Boylan sees her proposal as an extension of the recently renewed effort to pass the Equal Rights Amendment, which promised full equality for women. Not enough states ratified the ERA before the deadline set in its text (1979, later extended to 1982) expired, and several states that did ratify it tried to take back their blessing. But thanks in part to a revived interest in the issue as a result of the #MeToo movement, two more states have passed it since last year. If another follows suit a legal showdown may be in store, as it’s unclear whether the Constitution allows Congress to put deadlines on the amendments it proposes, or states to rescind the endorsements they’ve given.
The main argument against Boylan’s Dignity Amendment, as with the ERA in the 1970s, is the idea that equality for all persons under the law is already guaranteed by the 14th Amendment. But the Dignity Amendment wouldn’t be purely redundant, as its clear goal — especially if paired with changes to federal civil-rights laws —would be to recast the free-exercise clause of the First Amendment as a limited provision protecting private worship.
Kennedy’s majority ruling in Masterpiece focused on dignity in a way as well — specifically, on protecting the dignity of religious dissenters in addition to the dignity of gays. But Boylan is so uninterested in the question of how to accommodate minority religious beliefs on gay rights that she never even mentions the issue in her piece. In that context, it’s hard to see an attempt to overturn Masterpiece by amendment as anything but a direct assault on the First Amendment.
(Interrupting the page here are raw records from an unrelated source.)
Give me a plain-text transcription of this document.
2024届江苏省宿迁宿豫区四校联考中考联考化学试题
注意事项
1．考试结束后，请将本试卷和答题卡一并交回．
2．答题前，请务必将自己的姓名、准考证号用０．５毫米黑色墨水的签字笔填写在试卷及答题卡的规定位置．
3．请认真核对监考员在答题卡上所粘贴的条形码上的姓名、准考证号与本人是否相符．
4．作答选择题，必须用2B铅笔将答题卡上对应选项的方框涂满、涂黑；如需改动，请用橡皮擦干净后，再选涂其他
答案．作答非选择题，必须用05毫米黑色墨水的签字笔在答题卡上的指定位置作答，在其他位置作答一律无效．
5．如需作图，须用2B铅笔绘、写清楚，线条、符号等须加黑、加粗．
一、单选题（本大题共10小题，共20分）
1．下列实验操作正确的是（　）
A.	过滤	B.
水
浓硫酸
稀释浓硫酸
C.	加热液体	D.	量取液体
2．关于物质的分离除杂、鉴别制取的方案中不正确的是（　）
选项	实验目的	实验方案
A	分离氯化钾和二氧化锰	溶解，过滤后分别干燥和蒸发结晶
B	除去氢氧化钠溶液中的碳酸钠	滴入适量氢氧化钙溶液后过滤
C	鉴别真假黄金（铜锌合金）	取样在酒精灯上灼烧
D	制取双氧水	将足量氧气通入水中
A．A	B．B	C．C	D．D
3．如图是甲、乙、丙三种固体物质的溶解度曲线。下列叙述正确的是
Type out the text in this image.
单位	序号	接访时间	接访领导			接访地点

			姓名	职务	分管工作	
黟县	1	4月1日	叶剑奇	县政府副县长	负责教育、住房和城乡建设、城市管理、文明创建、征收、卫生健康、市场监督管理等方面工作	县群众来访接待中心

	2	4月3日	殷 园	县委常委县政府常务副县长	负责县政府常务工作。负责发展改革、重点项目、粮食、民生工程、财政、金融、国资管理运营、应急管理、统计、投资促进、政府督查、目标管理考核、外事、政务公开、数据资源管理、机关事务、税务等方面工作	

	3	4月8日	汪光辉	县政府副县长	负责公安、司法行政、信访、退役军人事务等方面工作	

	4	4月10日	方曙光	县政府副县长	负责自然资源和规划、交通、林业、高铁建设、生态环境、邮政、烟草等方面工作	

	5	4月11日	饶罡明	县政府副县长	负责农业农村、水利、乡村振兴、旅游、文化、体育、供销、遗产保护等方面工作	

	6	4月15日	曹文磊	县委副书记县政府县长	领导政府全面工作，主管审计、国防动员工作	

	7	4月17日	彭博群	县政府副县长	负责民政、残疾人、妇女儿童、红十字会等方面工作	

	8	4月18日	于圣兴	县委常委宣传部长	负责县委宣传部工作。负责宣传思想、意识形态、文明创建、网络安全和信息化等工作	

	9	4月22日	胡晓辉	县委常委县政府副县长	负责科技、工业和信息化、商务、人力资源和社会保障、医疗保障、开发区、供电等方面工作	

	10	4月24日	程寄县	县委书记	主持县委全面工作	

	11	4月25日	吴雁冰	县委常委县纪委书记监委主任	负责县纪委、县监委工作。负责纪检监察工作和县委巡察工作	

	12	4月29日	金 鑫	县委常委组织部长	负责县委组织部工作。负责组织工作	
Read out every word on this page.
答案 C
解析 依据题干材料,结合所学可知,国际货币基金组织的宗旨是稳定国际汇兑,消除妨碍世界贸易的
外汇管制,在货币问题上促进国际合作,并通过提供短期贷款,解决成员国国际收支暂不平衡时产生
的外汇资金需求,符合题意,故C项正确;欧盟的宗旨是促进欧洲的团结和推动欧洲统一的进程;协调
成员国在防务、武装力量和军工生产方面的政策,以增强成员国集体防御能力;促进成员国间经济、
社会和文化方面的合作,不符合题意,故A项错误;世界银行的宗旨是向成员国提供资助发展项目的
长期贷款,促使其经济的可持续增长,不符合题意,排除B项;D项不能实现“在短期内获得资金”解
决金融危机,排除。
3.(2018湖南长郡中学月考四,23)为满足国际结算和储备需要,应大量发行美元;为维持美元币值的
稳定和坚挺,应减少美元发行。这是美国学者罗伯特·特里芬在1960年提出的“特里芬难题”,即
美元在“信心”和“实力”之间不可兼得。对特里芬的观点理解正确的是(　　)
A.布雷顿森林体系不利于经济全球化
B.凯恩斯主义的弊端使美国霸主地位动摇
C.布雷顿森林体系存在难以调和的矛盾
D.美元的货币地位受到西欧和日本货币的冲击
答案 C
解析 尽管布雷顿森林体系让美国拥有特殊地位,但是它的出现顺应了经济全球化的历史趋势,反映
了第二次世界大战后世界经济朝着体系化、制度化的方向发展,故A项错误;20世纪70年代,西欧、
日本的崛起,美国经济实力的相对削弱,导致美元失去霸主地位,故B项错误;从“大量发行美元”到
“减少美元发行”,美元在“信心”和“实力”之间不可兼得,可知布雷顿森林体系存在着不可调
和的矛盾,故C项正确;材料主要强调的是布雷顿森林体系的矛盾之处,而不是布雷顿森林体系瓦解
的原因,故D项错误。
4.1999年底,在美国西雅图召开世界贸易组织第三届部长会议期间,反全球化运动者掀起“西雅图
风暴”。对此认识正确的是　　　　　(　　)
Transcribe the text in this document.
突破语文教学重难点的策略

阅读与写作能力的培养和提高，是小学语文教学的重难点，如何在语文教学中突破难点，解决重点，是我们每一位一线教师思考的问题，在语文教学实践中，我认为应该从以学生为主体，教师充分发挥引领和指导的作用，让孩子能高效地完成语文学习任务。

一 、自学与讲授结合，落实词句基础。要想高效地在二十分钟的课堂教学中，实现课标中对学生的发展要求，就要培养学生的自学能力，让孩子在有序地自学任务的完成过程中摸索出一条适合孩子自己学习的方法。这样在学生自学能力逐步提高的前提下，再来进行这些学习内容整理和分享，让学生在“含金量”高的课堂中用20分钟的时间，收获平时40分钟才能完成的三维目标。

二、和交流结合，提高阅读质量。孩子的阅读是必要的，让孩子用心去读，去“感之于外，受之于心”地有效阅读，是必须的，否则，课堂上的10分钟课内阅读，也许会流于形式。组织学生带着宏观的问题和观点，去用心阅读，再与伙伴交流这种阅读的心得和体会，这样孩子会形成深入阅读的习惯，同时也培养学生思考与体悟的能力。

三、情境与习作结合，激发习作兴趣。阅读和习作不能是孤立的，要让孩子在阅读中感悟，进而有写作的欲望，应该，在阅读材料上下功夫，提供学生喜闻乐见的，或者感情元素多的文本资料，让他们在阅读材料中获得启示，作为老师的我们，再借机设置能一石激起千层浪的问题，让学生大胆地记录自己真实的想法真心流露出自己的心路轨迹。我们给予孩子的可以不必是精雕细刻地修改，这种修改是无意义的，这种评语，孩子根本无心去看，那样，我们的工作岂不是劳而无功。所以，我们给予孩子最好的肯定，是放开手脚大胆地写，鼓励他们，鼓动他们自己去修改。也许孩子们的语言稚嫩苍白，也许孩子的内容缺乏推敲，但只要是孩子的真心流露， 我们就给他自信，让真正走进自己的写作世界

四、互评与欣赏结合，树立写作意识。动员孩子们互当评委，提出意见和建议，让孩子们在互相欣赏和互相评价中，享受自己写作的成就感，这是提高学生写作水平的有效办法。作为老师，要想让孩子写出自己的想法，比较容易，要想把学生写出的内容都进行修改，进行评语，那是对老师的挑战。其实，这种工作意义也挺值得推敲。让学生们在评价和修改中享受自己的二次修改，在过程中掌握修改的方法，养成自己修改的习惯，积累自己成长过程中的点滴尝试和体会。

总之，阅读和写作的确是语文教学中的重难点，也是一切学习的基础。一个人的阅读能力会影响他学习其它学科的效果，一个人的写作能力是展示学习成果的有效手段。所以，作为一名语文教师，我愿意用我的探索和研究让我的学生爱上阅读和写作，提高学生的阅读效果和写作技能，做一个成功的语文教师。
Up until now the gay-rights movement has swept all before it.
At first glance, passing a constitutional amendment seems like a pipe dream. But given the enormous support the gay-rights movement has been able to muster in the world of pop culture and in the Democratic party, it is not entirely unreasonable to think that some sort of mass gesture along these lines will be coming.
For those who care about religious liberty, then, the stakes may be just as high in the midterm elections this fall as they were in the 2016 presidential election. President Trump was able to count on the loyal support of Evangelicals and other religious conservatives because they saw his election as the only way to stave off the appointment of more liberal judges who would drive people of faith from the public square. Though he lacked both religious convictions and a record of fidelity to political principles, they had faith that he would keep his pledge to back them. With the appointment of Justice Neil Gorsuch and the many lower-court judges whose confirmations have been pushed through by Majority Leader Mitch McConnell, Trump has kept his promises to them.
But with — to Boylan’s sorrow — the right to free expression for believers still up for debate, the need for Republicans to retain control of the Senate is clear to conservatives and others who wish to preserve the First Amendment.
Up until now the gay-rights movement has swept all before it. There is no going back on gay rights, but the rights of believers can’t be left to the whims of the Supreme Court. Though liberals and what’s left of the Never Trump movement deride support for Trump as a betrayal of Republican principles, it would appear that maintaining his presidency and the GOP Senate majority is going to be a must if conservatives are to preserve any dignity for those who cling to faith.